For some reason, in the past ten years the occurrance of Autism has risen from 1/10,000 births to 1/500. There are viable theories that include genetic prdisposition and vaccine damage, notably the MMR vaccine, which is 3 live viruses at once, a big hit for the immune system, and also the thimerisol (mercury) used to preserve the vaccines. There is no definitive, universally accepted cause, but there is a universally accepted therapy, which is behavior modification based on the works of Ivar Lovaas of U.C.L.A., and of course B.F. Skinner.
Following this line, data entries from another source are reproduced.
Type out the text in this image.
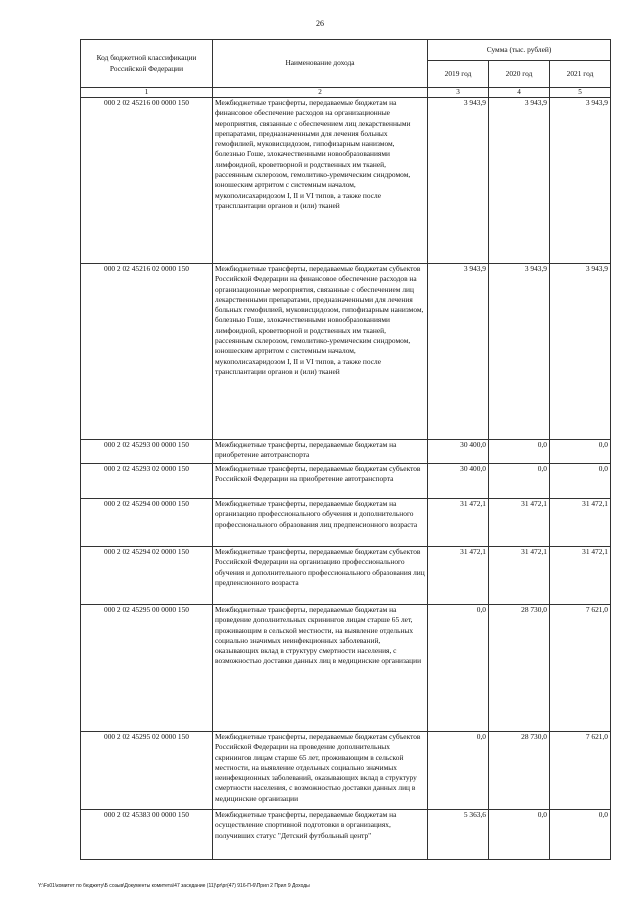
26
Код бюджетной классификации Российской Федерации	Наименование дохода	Сумма (тыс. рублей)		
		2019 год	2020 год	2021 год
1	2	3	4	5
000 2 02 45216 00 0000 150	Межбюджетные трансферты, передаваемые бюджетам на финансовое обеспечение расходов на организационные мероприятия, связанные с обеспечением лиц лекарственными препаратами, предназначенными для лечения больных гемофилией, муковисцидозом, гипофизарным нанизмом, болезнью Гоше, злокачественными новообразованиями лимфоидной, кроветворной и родственных им тканей, рассеянным склерозом, гемолитико-уремическим синдромом, юношеским артритом с системным началом, мукополисахаридозом I, II и VI типов, а также после трансплантации органов и (или) тканей	3 943,9	3 943,9	3 943,9
000 2 02 45216 02 0000 150	Межбюджетные трансферты, передаваемые бюджетам субъектов Российской Федерации на финансовое обеспечение расходов на организационные мероприятия, связанные с обеспечением лиц лекарственными препаратами, предназначенными для лечения больных гемофилией, муковисцидозом, гипофизарным нанизмом, болезнью Гоше, злокачественными новообразованиями лимфоидной, кроветворной и родственных им тканей, рассеянным склерозом, гемолитико-уремическим синдромом, юношеским артритом с системным началом, мукополисахаридозом I, II и VI типов, а также после трансплантации органов и (или) тканей	3 943,9	3 943,9	3 943,9
000 2 02 45293 00 0000 150	Межбюджетные трансферты, передаваемые бюджетам на приобретение автотранспорта	30 400,0	0,0	0,0
000 2 02 45293 02 0000 150	Межбюджетные трансферты, передаваемые бюджетам субъектов Российской Федерации на приобретение автотранспорта	30 400,0	0,0	0,0
000 2 02 45294 00 0000 150	Межбюджетные трансферты, передаваемые бюджетам на организацию профессионального обучения и дополнительного профессионального образования лиц предпенсионного возраста	31 472,1	31 472,1	31 472,1
000 2 02 45294 02 0000 150	Межбюджетные трансферты, передаваемые бюджетам субъектов Российской Федерации на организацию профессионального обучения и дополнительного профессионального образования лиц предпенсионного возраста	31 472,1	31 472,1	31 472,1
000 2 02 45295 00 0000 150	Межбюджетные трансферты, передаваемые бюджетам на проведение дополнительных скринингов лицам старше 65 лет, проживающим в сельской местности, на выявление отдельных социально значимых неинфекционных заболеваний, оказывающих вклад в структуру смертности населения, с возможностью доставки данных лиц в медицинские организации	0,0	28 730,0	7 621,0
000 2 02 45295 02 0000 150	Межбюджетные трансферты, передаваемые бюджетам субъектов Российской Федерации на проведение дополнительных скринингов лицам старше 65 лет, проживающим в сельской местности, на выявление отдельных социально значимых неинфекционных заболеваний, оказывающих вклад в структуру смертности населения, с возможностью доставки данных лиц в медицинские организации	0,0	28 730,0	7 621,0
000 2 02 45383 00 0000 150	Межбюджетные трансферты, передаваемые бюджетам на осуществление спортивной подготовки в организациях, получивших статус "Детский футбольный центр"	5 363,6	0,0	0,0
Y:\Fs01\комитет по бюджету\Б созыв\Документы комитета\47 заседание (11)\pr\pr(47) 916-П-6\Прил 2 Прил 9 Доходы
Most public school systems do not offer appropriate therapy for their Special Education Children with Autism, regardless of the federal mandte to "Provide a Free and Appropriate Public Education..."

A diagnosis of Autism, and many other disorders on the Autism Spectrum Disorder (ASD), is not necessarily a guarantee that the affected child is lost, and does not have to be a sorrowful event for the parents and other family members of that child.

I got my child back, and studies show that if APPROPRIATE intervention is launched at the right time (the earlier the better) 75% of these lost kids can be retrieved and become indistinguishable from their peers.

If you have a child on the Autism Spectrum, suspect you might, or know somebody who does, it is urgent that that child gets proper diagnosis and treatment, which should not be left in the hands of the special education department of the school system.